Artículo 4º: Recibida por el Consejo Directivo la causa disciplinaria, el Tribunal dará traslado de la denuncia al imputado por el plazo de diez días hábiles, notificándolo de ella y de los documentos acompañados, con entrega de copias y bajo apercibimiento de lo dispuesto en el art. 6.

La notificación se hará en el domicilio que el abogado hubiere declarado en la Seccional respectiva, salvo que exista uno especial constituido en el expediente, en cuyo caso se diligenciará en este último. Todas las notificaciones se practicarán en la forma que para cada caso establezca el Tribunal.-

Artículo 5º: El denunciante no adquiere la calidad de parte, pero esa condición lo obliga a comparecer ante el Tribunal las veces que sea citado si fuere un socio del Colegio y si no lo fuere prestará la mayor colaboración posible al Tribunal.

Aportará en todos los casos los elementos de prueba de cargo en su podar, y estará facultado para intervenir en la sustanciación de la prueba con asistencia letrada.-

Artículo 6º: Dentro del plazo establecido en el art. 4º el imputado deberá presentar el escrito de defensa, reconociendo o negando los hechos invocados en la denuncia y la autenticidad de los documentos acompañados que se le atribuyeren y constituir domicilio en el lugar de asiento del Tribunal.

Su silencio o evasivas podrán constituir presunción de veracidad de los hechos pertinentes; en cuanto a los documentos, se los tendrá por reconocidos. En esa oportunidad deberá oponer todas las excepciones procesales que tuviere, las que serán resueltas al dictarse sentencia.

Con dicho escrito de defensa deberá acompañar la prueba documental en su poder y ofrecer la restante de que intente valerse, agregará los interrogatorios para los testigos y puntos de pericia que proponga, en su caso. El que ofreciere prueba testimonial contrae la obligación de hacer comparecer a los testigos a la audiencia correspondiente, bajo apercibimiento de tenerlo por desistido.

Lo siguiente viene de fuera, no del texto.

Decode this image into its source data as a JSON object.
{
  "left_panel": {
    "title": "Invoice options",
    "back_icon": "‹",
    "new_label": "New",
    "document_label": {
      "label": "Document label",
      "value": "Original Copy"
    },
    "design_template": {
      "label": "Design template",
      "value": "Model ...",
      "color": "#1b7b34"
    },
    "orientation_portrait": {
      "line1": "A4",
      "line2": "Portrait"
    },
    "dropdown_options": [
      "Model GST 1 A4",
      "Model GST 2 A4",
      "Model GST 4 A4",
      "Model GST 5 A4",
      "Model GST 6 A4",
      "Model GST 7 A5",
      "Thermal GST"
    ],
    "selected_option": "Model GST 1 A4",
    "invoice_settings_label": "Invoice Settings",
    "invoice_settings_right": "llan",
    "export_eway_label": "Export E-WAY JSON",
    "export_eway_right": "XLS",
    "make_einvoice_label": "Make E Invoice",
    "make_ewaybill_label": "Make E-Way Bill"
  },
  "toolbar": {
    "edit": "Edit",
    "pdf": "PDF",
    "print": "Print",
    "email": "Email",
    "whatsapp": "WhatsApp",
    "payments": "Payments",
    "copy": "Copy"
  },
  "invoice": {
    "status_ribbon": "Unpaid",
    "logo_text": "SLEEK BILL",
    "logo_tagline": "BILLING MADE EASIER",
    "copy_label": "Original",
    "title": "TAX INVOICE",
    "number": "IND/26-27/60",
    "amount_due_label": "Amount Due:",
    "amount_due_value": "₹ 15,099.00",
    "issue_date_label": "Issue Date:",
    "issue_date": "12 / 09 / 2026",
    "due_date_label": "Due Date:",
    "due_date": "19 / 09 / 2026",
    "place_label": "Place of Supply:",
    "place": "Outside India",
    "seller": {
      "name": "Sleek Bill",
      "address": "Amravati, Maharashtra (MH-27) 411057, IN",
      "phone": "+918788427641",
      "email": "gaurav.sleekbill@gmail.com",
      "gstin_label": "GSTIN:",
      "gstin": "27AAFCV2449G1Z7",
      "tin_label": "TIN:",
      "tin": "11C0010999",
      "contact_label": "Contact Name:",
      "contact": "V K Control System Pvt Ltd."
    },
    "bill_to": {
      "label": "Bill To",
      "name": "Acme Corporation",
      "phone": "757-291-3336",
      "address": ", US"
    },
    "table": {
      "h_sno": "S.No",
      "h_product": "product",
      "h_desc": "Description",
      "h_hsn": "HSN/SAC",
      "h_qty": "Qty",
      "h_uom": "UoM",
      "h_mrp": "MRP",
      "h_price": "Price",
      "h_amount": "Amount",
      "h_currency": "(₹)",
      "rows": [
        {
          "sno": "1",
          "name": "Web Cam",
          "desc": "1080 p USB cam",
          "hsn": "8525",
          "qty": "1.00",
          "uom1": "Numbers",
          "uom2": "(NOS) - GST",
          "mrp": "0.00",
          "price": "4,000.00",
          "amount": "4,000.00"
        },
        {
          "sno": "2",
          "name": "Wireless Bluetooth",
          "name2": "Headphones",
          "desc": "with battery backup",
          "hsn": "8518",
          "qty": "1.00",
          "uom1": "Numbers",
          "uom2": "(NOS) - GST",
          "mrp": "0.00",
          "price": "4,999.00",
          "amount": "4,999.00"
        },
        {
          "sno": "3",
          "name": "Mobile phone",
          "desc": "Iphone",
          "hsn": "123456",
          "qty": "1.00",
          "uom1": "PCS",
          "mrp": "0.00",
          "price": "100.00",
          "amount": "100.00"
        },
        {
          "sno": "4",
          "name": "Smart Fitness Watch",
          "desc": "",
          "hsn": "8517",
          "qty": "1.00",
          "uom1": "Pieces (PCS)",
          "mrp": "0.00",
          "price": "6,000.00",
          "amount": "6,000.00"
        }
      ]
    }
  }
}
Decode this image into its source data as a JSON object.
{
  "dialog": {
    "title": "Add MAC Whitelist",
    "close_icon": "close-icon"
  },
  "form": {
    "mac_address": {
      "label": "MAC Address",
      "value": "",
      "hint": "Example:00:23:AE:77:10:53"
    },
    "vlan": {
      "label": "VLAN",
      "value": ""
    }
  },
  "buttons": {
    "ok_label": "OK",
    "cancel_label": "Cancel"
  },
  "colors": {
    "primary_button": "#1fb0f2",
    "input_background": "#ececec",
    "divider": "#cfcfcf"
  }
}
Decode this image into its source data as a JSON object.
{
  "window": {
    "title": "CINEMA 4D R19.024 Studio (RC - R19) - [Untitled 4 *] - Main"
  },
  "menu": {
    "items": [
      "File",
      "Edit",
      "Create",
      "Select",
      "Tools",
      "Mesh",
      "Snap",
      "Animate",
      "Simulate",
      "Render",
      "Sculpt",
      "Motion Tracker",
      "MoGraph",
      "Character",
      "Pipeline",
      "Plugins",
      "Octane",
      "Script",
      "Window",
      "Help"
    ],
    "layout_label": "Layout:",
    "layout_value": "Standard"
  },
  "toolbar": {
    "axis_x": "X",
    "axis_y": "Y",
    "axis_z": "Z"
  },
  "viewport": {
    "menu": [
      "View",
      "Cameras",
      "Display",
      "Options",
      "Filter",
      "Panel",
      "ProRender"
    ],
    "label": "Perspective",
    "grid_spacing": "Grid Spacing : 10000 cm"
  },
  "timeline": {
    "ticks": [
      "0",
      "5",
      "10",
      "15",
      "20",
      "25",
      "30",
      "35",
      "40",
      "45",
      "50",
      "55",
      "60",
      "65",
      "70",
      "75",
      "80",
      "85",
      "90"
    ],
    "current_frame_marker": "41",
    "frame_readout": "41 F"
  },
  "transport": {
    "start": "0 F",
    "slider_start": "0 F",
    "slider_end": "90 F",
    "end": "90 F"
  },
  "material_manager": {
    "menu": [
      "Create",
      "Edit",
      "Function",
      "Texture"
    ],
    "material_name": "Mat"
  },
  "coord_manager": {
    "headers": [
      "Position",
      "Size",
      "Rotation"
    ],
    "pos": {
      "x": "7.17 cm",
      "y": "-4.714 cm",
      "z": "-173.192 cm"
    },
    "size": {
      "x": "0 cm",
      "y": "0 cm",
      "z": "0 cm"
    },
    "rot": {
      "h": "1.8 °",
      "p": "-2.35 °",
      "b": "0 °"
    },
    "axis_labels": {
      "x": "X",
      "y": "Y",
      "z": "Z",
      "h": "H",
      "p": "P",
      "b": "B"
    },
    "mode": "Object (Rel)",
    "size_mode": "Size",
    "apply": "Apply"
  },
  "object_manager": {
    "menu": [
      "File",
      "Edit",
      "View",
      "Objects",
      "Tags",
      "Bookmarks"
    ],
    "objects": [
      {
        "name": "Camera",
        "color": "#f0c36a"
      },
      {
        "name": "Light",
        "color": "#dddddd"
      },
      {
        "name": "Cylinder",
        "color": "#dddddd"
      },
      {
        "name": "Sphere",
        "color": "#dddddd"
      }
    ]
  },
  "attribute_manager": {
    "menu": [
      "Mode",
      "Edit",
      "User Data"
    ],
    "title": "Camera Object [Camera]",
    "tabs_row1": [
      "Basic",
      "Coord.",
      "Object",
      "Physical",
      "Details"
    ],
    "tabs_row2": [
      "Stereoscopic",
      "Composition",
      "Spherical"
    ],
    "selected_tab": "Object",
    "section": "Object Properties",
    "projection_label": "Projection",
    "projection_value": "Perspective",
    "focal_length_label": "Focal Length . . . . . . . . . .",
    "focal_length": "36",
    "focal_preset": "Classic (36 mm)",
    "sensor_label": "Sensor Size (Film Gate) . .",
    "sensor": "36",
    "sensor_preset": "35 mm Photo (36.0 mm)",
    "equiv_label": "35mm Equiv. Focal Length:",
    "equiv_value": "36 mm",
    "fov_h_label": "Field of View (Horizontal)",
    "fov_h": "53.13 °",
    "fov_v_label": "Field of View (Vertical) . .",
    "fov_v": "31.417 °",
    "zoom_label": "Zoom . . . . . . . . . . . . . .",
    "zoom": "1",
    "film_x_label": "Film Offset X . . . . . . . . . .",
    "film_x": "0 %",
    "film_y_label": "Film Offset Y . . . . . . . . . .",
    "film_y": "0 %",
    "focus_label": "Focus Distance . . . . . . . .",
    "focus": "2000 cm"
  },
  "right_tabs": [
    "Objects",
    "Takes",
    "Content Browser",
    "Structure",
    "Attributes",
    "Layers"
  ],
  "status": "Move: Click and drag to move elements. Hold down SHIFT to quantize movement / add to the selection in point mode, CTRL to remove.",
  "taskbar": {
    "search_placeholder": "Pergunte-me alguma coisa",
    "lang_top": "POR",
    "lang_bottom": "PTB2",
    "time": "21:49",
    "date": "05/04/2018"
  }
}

Artículo 7º: Contestado el traslado de la denuncia o vencido el plazo para hacerlo, no habiendo hechos controvertidos el Tribunal declarará la cuestión de puro derecho y, una vez ejecutoriada esta resolución, dictará sentencia. Si hubiere hechos controvertidos, dispondrá el diligenciamiento de las pruebas ofrecidas que no resulten manifiestamente improcedentes dentro del plazo que fije; y designará audiencia a fin de que, en la vista de la causa ante el Tribunal en pleno, se reciba la testimonial y las explicaciones del perito, en su caso. No serán admitidos más de cinco testigos al denunciante igual e igual número al imputado; la prueba pericial estará a cargo del perito único que se designará de oficio. A dicha audiencia deberá concurrir necesariamente el imputado bajo apercibimiento de que la incomparecencia será considerada como presunción en su contra.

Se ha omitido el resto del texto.